Take this example for instance

public void CalculateDiscount(CommercialDocumentEntry enrty,CommercialDocumentEntryLine line)
{
  var customer = RepositoryProvider.CustomerRepositrory.FindbyId(enrty.BillingTraderId);
  if (customer.ZoneId.HasValue)
  {
    var zone = RepositoryProvider.ZoneRepositrory.FindbyId(customer.ZoneId.Value);
    line.TDiscountItemPercent = zone.Discount;
  }
  else if (line.Item.PriceListId.HasValue)
  {
    var priceList = RepositoryProvider.PriceListRepositror.FindbyId(PriceListId.Value);
    line.TDiscountItemPercent = priceList.Discount;
  }
  else
  {
    var finData= RepositoryProvider.TraderFinancialDataRepository.FindbyId(enrty.BillingTraderId);
    if (finData.TurnOver > 1000)
    {
      var globalDicount = RepositoryProvider.GlobalDiscoutntsRepository.GetGlobalDiscountbyTurnOver(finData.TurnOver);
      line.TDiscountItemPercent = globalDicount.Value;

    }
    else if (enrty.BTotalValue>1000)
    {
      var valueDicount = RepositoryProvider.ValueDiscoutntsRepository.GetValueDiscountbyTotal(enrty.BTotalValue);
      line.TDiscountItemPercent= customer.IsLocal? valueDicount.LocalDiscount:valueDicount.ForeignDiscount;
    }

  }
}

If I decide to refactor my code and

  1. Place CalculateDiscount on the CommercialDocumentEntry aggregate
  2. Discard CommercialDocumentEntryBusinessLogic and call CalculateDiscount method from a DiacountCommandHandler
  3. Make all the calls to the database before calling the CalculateDiscount method from the DiacountCommandHandler and pass the results as parameters the CalculateDiscount method

Then I will have made 5 calls to the database in stead of 2. This will eventually deteriorate the performance of my application.

How do I tackle this problem with DDD and CQRS?

Thank you very much for your answers.

Best Answer

In short: introduce another level of indirection.

I would recommend to create a "helper service" (a.k.a service facade) which encapsulates the repo access and "inject" this into the entity's method.

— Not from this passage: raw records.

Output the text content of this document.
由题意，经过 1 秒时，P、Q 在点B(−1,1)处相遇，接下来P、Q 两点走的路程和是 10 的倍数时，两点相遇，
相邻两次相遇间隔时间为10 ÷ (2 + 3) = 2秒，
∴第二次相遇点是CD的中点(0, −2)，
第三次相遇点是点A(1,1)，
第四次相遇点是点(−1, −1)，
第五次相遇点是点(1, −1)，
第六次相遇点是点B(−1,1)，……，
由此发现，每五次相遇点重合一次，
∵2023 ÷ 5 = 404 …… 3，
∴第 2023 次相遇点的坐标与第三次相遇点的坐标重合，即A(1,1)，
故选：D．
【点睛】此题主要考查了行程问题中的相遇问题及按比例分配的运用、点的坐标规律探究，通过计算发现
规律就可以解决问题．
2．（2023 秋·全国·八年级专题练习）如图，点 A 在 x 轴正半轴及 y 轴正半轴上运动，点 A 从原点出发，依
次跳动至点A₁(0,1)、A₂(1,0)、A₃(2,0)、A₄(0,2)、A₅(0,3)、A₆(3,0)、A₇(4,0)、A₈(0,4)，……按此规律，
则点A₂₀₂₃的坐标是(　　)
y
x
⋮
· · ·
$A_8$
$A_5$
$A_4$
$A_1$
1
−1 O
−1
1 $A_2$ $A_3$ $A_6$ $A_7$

In your example above, one may create a service like DiscountProvider with methods GetZoneDiscount, GetGlobalDiscount, GetLocalDiscount and GetPricelistDiscount. These methods can internally do the repo access at the time when they are called (or in advance, or cache the result, this becomes an implementation detail). The service can be passed into CommercialDocumentEntry.CalculateDiscount method as a parameter. This way, the business logic is in your entity, but your entity is not really aware if it accesses a database to get the required data.

Note also just because you let some methods stay inside your service layer (and outside your entities), you don't automatically get an anemic domain model. If you have only a few methods with the issue you mentioned, I would probably spare the whole service facade overhead and let the method stay directly in some service, as shown in your post. On the other hand, maybe you own suggestion for refactoring, which involves making always five queries instead of two is quick enough? Did you measure it? Performance problems should be only solved when they have a measurable impact on your program.

Let me finally say, stay pragmatic here, write the code which needs to be written, and take DDD as a guideline, not as a law.